I will be posting each day of our journey with pictures and mini reviews of where we are staying each night, so stay tuned!

Towing A 2016 Honda HR-V Manual Transmission Four-Down

When Amber suggested a Honda HR-V as a tow vehicle, I started searching the web for information on whether it was possible to tow four-down behind a motorhome. I couldn’t find any definitive information on whether an automatic or manual transmission could be towed this way, but, from other make and model owners manuals I had read, towing a manual was pretty much a given.

We found a manual at a dealership in Tampa and made arrangements to test drive and talk numbers. I was a bit rusty, but I was able to do a test drive and it was just like riding a bike again, you never forget. Once we hashed out numbers, we asked them to provide us definitive documentation that the vehicle we were about to purchase could be towed four-down. After a bit of time, they provided us with a salesperson training brochure that mentioned being able to do it. They also said that in the HR-V owners CD, it has a section on what needs to be done to accomplish this.

Since I could not find any definitive documentation on the web, I figured I would provide the actual page from the owners CD that outlines how to tow a 2016 Honda HR-V with a manual transmission four-down.

Towing HR-V Manual Transmission Behind a Motorhome

Choosing A Toad

September of last year we spent 4 days in St.

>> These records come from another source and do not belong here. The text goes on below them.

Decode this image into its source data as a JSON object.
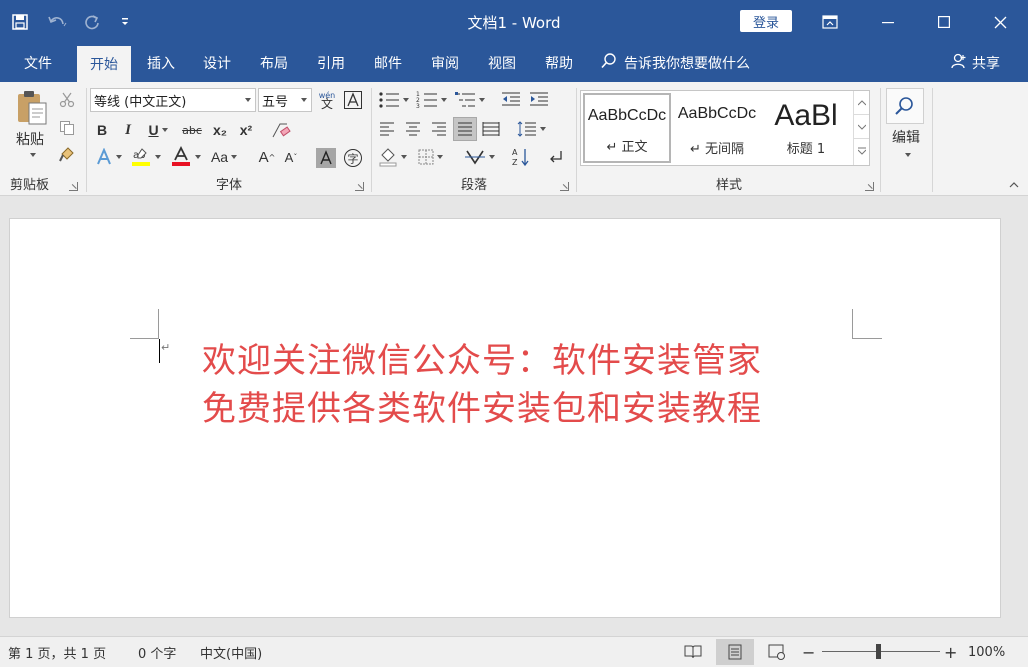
{
  "titlebar": {
    "title": "文档1  -  Word",
    "login_label": "登录",
    "save_icon": "save-icon",
    "undo_icon": "undo-icon",
    "redo_icon": "redo-icon",
    "customize_icon": "customize-qat-icon",
    "bg_color": "#2b579a"
  },
  "tabs": [
    {
      "label": "文件"
    },
    {
      "label": "开始",
      "active": true
    },
    {
      "label": "插入"
    },
    {
      "label": "设计"
    },
    {
      "label": "布局"
    },
    {
      "label": "引用"
    },
    {
      "label": "邮件"
    },
    {
      "label": "审阅"
    },
    {
      "label": "视图"
    },
    {
      "label": "帮助"
    }
  ],
  "tellme": {
    "label": "告诉我你想要做什么",
    "icon": "lightbulb-search-icon"
  },
  "share": {
    "label": "共享",
    "icon": "person-icon"
  },
  "ribbon": {
    "clipboard": {
      "label": "剪贴板",
      "paste_label": "粘贴"
    },
    "font": {
      "label": "字体",
      "font_name": "等线 (中文正文)",
      "font_size": "五号",
      "phonetic": "wén",
      "phonetic_char": "文",
      "bold": "B",
      "italic": "I",
      "underline": "U",
      "strike": "abc",
      "subscript": "x₂",
      "superscript": "x²",
      "change_case": "Aa",
      "grow": "A",
      "shrink": "A",
      "enclose": "字",
      "highlight_color": "#ffff00",
      "font_color": "#e81123"
    },
    "paragraph": {
      "label": "段落"
    },
    "styles": {
      "label": "样式",
      "items": [
        {
          "sample": "AaBbCcDc",
          "name": "↵ 正文"
        },
        {
          "sample": "AaBbCcDc",
          "name": "↵ 无间隔"
        },
        {
          "sample": "AaBl",
          "name": "标题 1"
        }
      ]
    },
    "editing": {
      "label": "编辑"
    }
  },
  "document": {
    "lines": [
      "欢迎关注微信公众号：软件安装管家",
      "免费提供各类软件安装包和安装教程"
    ],
    "text_color": "#e34b4b",
    "para_mark": "↵"
  },
  "status": {
    "page": "第 1 页，共 1 页",
    "words": "0 个字",
    "language": "中文(中国)",
    "zoom": "100%",
    "zoom_level_percent": 100
  }
}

Augustine, FL. We used Uber and the Old Town Trolley to get from the campground to where we wanted to go. Uber was great since we could go directly from the campground to a destination. The Old Town Trolley was great because they had a shuttle to pick us up and bring us to the main trolley stop. However, even though we could get on the trolley nearly anywhere, there are times we had to ride the trolley for long periods of time to get back to the main trolley station. We began to see the value of towing a vehicle.

Like I mentioned in my last post, we were not able to tow our 2016 Honda CR-V unless we put it on a trailer, which would exceed the 5,000 lb. towing capacity our our gas coach. If we wanted to bring a vehicle with us, we’d have to buy a vehicle that could be towed. But where to start?

Do a search for ‘towable vehicle guide’ and you will find lots of articles that will mention some of the makes and models of cars that can be towed four down. This is where I started and after many hours looking, giving up, and looking some more, found some discrepancies in what these guides stated and the actual owner manuals of the vehicles. That’s why I strongly suggest you check the owner manual of any vehicle you are interested in towing. The great part is that I found them online at the manufacturer’s web sites in PDF format.

I continued to look at information and went to look at a few vehicles. Nothing was going to replace our 2016 Honda CR-V, it seemed. Then Amber found a manual transmission 2016 Honda HR-V that would be a great tow vehicle and we wouldn’t have to give up too much. We wanted documentation that the vehicle could be towed, to be certain we wouldn’t be buying something that we found out later could not be towed four down. After much looking, the salesperson dug up the owner CD and on that was the guide to towing the HR-V. Mission accomplished!

Our new 2016 Honda HR-V with a manual transmission

Now came the fun part. Amber had never driven a manual transmission before and I had 2 days to teach her before she needed to solo with our new vehicle. With much practice, she not only can drive a 36 1/2 ft. RV, but she can drive a manual transmission car also.

It’s never too late to improve yourself by learning new things. Fear holds us back. When we don’t let it, our lives are changed forever.